Friends, I’ve been noodling the intersection of ideas for the last couple of years. Based on the classic Boyd quote above (and other works), I’d offer that:

(1) most of our problems (let’s stick to military) can be derived from a lack of tacit knowledge

(2) a lack of respect/perspective for the differences between tactical and strategic uncertainty.

I’m not suggesting any sort of novel discovery, as I’m standing on the shoulders of several other authors/thinkers, but Boyd’s little introduction manages to provide a scaffold of thought we’d be wise study.

4 Responses to “Unlikely (?) Intersections”
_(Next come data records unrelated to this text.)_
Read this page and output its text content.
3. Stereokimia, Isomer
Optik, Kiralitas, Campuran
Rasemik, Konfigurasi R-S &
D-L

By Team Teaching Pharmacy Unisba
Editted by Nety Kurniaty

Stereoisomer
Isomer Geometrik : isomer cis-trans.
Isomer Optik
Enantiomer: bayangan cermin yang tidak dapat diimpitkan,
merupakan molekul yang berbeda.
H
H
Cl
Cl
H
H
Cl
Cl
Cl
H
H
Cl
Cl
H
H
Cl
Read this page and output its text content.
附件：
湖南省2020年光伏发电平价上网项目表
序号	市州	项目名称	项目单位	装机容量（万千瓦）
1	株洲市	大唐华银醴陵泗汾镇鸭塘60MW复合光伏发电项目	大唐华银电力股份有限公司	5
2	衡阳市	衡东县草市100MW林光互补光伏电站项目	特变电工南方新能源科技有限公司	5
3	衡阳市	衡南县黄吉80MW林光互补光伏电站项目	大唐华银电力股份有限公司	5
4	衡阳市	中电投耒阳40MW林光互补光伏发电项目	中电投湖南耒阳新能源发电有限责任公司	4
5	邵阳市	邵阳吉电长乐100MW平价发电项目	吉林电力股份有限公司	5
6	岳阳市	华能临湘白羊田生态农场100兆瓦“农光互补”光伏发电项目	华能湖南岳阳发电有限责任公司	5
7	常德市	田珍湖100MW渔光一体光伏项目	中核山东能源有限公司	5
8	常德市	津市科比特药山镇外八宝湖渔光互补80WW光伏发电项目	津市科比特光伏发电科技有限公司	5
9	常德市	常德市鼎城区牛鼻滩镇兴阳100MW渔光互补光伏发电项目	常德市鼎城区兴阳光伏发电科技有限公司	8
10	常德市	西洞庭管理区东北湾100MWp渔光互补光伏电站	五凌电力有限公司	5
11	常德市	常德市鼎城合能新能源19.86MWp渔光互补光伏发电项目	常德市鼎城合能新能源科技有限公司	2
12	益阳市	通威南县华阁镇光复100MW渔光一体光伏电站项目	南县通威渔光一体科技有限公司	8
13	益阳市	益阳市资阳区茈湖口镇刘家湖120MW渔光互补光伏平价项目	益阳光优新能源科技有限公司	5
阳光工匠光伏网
  1. Karlie McWilliams Says:

    I would think that practice as well as tacit knowledge is required to ingrain these practices within ourselves. As for the second point, absolutely, and this one of the hardest lessons for anyone to learn, especially when you’re down in the weeds of the day to day, because it’s very easy to lose site of the bigger picture.

  2. zen Says:

    Hi Scott
    .
    I think there’s a couple of deficits that you can have in an institution regarding tacit knowledge:
    .
    a) There is none because the org is attempting to embark on something new or so old the knowledge has been forgotten (in the case of our military, perhaps purposefully) and everyone is at ground zero of the learning curve.
    .
    b) The deficit is really a case of tacit knowledge being unequally or poorly distributed
    .
    I think “b” is the more frequent problem of the two. There’s a lot of causes: unclear thinking, poor communication both in terms of skills and information flow throughout the org, the opposite of mission command where the purpose is deliberately obscure and subordinates are left to guess or sit paralyzed, information bottlenecks or hoarding in the midpoint of the org, total disconnect between ground truth and strategic leadership

  3. J.ScottShipman Says:

    Zen,
    .
    Understand and concur on both points. Consider that a lack of tacit knowledge has the potential to color every action either positive or negative—depending on the culture and personality. This is sort of a “cool kids” theory of tacit, where it may not be cool to have that sort of intimate knowledge/capability(ies). You see this in schools where it has actually become fashionable to be ignorant. I wonder how much of that mentality has bled-over into especially large organizations where anonymity protects…

  4. Karlie McWilliams Says:

    Chiming in on Mark’s answer, I’ve been looking at the future of urban combat and I think it’s a combination of the two – for the most part, knowledge from Vietnam and WW2 has been forgotten, and relevant knowledge from Iraq hasn’t been well-distributed. The fact that the military is focused on big-scale wars with China, Russia, and the like isn’t helping and contributes to the purposeful forgetting of the knowledge.